SR-56 f(n) Curiosity

[Matt Agajanian]

Hi all.

I’m sure on the SR-56, there were sufficient keycodes available that the Stat and Polar/Rectangular functions could have been accessed with just the 2nd prefix key. So, why were the stat and Polar/Rectangular accessed with an extra 2nd f(n) prefix?

Since there are just 100 program steps available, I’d think that the extra f(n) would just compromise the programming capacity.

[Nigel (UK)]

(04-30-2022 09:36 PM)Matt Agajanian Wrote:  Hi all.

I’m sure on the SR-56, there were sufficient keycodes available that the Stat and Polar/Rectangular functions could have been accessed with just the 2nd prefix key. So, why were the stat and Polar/Rectangular accessed with an extra 2nd f(n) prefix?

Since there are just 100 program steps available, I’d think that the extra f(n) would just compromise the programming capacity.

Looking at the key codes in the manual, the 2nd function of a key is coded by adding 5 to the unshifted key code. So LN x is 13; LOG x (2nd LN x) is 18. This won't work with the numbers, which have keycodes from 0 to 9. So 2nd 8 would be keycode 13, which is LN x; 2nd 1 would be 6, which is 6! To allow shifted functions on the numeric keys, the f(n) key was introduced as a separate "shift" keycode that stands apart from the numeric key.

If this is the reason, it clearly isn't the only way of solving the problem. As you say, there are plenty of keycodes available. Fewer than 70 of the 100 possible 2-digit keycodes are actually used, so "2nd 1" could be keycode 50, for example. As things stand, the action of 2nd in program mode is simple - add 5. Perhaps there wasn't enough free ROM space for the code needed to deal with the special cases of shifted numeric keys; perhaps rewriting the code wasn't considered to be worth the effort at the time.

The TI-57 doesn't have this problem - there are no 2nd functions on the numeric keys. The TI-58/59 handle it properly, by breaking the "2nd key = keycode + 5" rule for the numeric keys.

Nigel (UK)

[Gene]

I discuss this during the SR-56 presentation at a previous HHC - video is on youtube.

I wondered if the SR-56 had been a six bit machine? That would have meant 64 instructions.

The key issue Nigel brings up is another possible issue.

F(n) was simply a prefix key.

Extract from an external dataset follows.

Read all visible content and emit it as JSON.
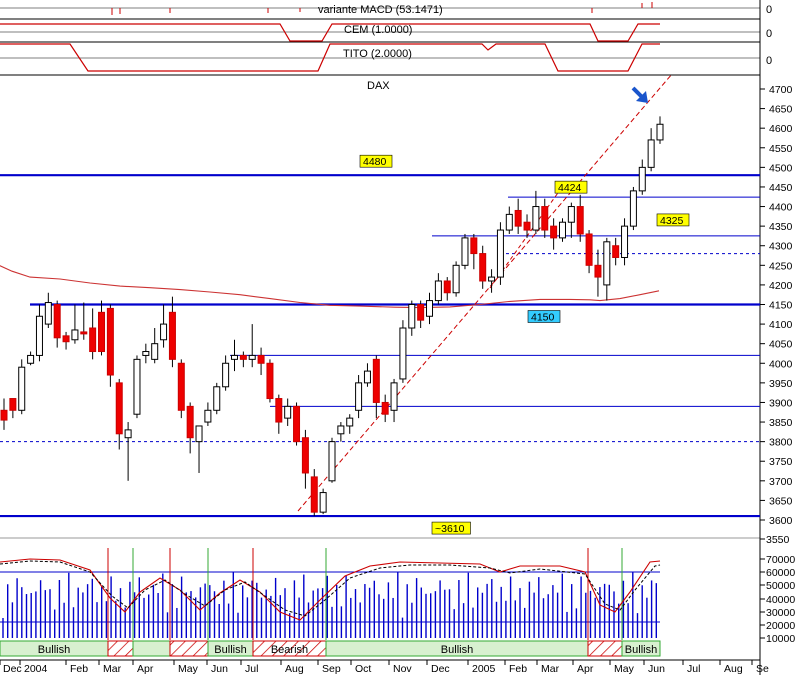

I don't think the "why" was ever discussed in print anywhere.

[Dave Britten]

I think in most cases, we can answer questions starting with "Why did TI..." with "it was easier/cheaper to build that way". Which isn't to say that TI calculators are wildly inferior, just that they often used extra RAM to allow for simpler instruction decoding or ROM routines. For example, the TI-59 is a byte-oriented, BCD machine, and while each program step is stored as a full byte, only instructions with decimal digits are used. That's 100 out of 256 possible instructions that were actually used! There was plenty of room in the instruction table to merge INV with other instructions (beyond the couple where they did, like INV SBR/RTN), but they opted for a simpler-yet-RAM-wasteful design.